En face de ce mirage des jours heureux, il abaissa vite son regard, couvrit ses yeux de sa main pour ne pas permettre à toute cette gaîté de le quitter encore. Il tient à conserver en lui ce tableau du passé que Mariette illumine de sa tendresse franche et souriante, et, d’une voix qui fait trembler, dans sa poitrine, ce cœur qu’il croyait mort, il dit à l’ouvrière :

— Demain, veux-tu venir déjeuner à Fraîche-Fontaine ?

— Fraîche-Fontaine est à nous, et ma marraine nous y attend, répondit la jeune fille de sa voix musicale et cadencée, absolument comme autrefois.

Puis, voyant Etienne absorbé, le front caché par sa main, elle se retira, le laissant songer à cette campagne où s’étaient échangées leurs premières caresses, et dont elle était tout heureuse de lui voir conserver un si bon souvenir.
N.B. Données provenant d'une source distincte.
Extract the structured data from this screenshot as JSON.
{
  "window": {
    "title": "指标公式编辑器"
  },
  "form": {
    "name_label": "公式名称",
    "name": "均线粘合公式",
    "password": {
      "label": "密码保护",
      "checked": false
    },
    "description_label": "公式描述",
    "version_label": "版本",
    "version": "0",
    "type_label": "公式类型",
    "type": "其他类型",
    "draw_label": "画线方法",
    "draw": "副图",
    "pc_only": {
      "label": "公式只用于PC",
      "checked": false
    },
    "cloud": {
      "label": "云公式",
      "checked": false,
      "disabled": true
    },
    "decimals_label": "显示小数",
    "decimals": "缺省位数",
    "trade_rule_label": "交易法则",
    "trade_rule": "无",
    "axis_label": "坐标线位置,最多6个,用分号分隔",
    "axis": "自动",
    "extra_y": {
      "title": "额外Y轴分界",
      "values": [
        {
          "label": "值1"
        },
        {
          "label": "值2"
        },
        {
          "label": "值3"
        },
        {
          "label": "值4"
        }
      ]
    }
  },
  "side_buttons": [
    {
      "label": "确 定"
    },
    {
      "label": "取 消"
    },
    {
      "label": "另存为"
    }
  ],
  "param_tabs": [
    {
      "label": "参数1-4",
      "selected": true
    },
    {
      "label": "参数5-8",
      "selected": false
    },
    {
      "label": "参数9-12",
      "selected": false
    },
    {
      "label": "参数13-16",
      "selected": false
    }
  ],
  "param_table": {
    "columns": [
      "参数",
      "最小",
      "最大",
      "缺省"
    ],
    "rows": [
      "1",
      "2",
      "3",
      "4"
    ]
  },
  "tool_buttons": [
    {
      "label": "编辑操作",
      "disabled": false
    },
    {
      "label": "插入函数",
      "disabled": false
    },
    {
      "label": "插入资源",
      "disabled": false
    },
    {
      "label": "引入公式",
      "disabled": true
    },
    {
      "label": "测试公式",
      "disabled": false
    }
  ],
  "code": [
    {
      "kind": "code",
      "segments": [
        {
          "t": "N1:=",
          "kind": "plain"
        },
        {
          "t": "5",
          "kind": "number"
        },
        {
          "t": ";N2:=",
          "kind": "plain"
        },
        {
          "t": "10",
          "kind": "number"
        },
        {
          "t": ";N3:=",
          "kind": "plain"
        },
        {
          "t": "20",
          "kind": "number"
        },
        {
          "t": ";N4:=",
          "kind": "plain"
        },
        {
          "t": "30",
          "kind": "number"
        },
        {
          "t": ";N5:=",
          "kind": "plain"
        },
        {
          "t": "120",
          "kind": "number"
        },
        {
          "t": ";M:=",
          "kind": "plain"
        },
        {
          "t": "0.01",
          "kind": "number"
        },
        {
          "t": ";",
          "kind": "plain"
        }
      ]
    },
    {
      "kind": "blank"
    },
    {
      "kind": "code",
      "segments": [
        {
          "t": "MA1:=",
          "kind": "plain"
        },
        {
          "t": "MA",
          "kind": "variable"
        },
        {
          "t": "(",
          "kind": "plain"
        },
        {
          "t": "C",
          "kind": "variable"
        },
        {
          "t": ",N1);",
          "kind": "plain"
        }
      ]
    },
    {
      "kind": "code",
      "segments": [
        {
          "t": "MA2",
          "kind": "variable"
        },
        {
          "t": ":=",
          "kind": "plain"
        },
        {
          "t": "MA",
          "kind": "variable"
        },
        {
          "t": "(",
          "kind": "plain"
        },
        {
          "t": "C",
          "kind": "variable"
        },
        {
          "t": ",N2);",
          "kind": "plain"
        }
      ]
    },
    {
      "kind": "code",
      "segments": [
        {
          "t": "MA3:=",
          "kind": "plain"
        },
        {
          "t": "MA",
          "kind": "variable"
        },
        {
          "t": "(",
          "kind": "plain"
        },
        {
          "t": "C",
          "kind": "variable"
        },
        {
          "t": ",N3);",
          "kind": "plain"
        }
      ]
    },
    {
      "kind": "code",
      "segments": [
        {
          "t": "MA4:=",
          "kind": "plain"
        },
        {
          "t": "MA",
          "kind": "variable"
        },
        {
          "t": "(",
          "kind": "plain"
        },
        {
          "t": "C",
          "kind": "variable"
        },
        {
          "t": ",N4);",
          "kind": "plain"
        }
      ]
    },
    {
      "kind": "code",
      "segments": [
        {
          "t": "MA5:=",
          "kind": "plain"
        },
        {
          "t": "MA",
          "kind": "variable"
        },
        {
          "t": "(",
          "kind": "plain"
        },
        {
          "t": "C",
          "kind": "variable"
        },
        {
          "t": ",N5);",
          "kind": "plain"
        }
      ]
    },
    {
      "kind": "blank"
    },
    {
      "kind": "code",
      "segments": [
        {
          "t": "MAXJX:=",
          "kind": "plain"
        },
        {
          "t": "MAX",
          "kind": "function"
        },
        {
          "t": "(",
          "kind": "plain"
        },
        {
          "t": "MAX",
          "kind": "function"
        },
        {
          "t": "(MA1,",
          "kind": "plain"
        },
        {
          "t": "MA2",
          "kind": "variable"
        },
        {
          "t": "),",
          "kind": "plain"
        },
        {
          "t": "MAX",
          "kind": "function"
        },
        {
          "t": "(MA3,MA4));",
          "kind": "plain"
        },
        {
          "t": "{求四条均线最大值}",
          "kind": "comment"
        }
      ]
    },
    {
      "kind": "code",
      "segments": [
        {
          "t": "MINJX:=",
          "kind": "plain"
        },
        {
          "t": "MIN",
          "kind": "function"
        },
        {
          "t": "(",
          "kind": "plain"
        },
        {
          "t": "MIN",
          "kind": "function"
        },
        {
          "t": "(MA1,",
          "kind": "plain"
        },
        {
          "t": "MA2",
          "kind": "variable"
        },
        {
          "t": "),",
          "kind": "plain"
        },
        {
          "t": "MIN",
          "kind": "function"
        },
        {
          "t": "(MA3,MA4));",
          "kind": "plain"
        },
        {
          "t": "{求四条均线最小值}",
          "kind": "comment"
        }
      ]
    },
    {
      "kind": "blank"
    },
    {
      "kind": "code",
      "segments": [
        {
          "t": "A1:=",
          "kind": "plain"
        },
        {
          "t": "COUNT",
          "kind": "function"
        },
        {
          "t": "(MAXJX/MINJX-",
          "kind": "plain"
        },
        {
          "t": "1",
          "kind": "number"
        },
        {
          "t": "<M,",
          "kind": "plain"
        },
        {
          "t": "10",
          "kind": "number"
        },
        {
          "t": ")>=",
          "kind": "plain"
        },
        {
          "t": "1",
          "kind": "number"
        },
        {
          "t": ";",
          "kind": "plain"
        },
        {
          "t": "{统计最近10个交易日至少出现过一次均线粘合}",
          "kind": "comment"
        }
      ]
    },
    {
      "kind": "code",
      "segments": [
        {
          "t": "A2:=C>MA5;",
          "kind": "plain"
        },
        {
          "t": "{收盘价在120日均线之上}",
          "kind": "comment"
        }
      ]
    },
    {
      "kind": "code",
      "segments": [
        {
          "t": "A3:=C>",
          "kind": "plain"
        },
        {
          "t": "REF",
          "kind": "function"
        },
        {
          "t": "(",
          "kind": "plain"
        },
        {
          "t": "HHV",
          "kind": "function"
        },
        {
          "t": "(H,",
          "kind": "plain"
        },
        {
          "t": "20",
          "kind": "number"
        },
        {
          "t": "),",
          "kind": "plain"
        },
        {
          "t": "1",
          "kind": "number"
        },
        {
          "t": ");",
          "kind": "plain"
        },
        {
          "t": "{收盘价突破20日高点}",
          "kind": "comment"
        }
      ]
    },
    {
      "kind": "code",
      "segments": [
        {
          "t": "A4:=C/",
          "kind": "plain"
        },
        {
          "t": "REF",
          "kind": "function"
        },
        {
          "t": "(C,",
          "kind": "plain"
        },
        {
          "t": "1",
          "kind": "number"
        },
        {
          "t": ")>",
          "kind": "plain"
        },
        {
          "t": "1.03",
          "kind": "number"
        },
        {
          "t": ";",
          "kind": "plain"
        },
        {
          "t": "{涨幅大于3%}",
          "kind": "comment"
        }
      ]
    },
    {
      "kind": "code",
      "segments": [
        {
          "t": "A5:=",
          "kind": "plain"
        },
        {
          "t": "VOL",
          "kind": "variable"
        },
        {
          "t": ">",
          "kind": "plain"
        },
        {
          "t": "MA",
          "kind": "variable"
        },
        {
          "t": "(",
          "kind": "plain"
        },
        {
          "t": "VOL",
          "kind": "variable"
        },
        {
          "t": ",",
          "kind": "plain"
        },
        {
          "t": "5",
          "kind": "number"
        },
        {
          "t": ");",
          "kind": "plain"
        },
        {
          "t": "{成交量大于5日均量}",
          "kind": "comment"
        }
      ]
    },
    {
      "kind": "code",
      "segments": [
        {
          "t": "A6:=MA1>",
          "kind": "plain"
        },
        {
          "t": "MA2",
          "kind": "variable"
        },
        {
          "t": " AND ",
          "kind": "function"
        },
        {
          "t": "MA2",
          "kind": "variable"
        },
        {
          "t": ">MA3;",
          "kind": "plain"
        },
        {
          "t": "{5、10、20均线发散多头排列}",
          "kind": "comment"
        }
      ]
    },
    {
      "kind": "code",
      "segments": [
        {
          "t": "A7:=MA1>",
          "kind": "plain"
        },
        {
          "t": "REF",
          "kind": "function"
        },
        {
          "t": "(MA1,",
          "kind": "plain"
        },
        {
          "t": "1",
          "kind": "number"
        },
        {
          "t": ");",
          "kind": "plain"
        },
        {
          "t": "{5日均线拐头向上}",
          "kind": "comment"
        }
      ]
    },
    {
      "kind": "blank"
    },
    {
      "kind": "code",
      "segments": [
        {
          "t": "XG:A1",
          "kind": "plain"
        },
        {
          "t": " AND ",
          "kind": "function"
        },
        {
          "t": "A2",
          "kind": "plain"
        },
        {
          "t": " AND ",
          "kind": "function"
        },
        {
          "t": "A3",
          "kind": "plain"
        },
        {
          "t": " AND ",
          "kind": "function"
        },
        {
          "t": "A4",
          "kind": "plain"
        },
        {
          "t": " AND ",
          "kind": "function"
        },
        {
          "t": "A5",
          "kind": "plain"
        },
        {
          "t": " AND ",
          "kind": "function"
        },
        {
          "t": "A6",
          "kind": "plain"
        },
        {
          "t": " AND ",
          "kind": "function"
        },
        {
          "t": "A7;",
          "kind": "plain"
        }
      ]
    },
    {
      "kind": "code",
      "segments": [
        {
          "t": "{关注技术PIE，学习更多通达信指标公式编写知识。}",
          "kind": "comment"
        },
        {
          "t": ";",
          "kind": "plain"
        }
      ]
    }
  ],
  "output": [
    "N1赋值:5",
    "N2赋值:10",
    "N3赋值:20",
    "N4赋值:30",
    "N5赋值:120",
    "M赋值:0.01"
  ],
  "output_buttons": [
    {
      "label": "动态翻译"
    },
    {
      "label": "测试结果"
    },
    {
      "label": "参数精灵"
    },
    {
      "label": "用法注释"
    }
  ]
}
Étienne alors se prit à pleurer de bonheur ; il était persuadé qu’il allait se reprendre à la vie, il venait d’en retrouver la source féconde et charmante.

C’était là-bas, au bord de la grande prairie, qu’il aurait dû aller le chercher tout d’abord, au lieu d’aller accroître sur la montagne le dégoût si profond qu’il avait déjà de l’existence.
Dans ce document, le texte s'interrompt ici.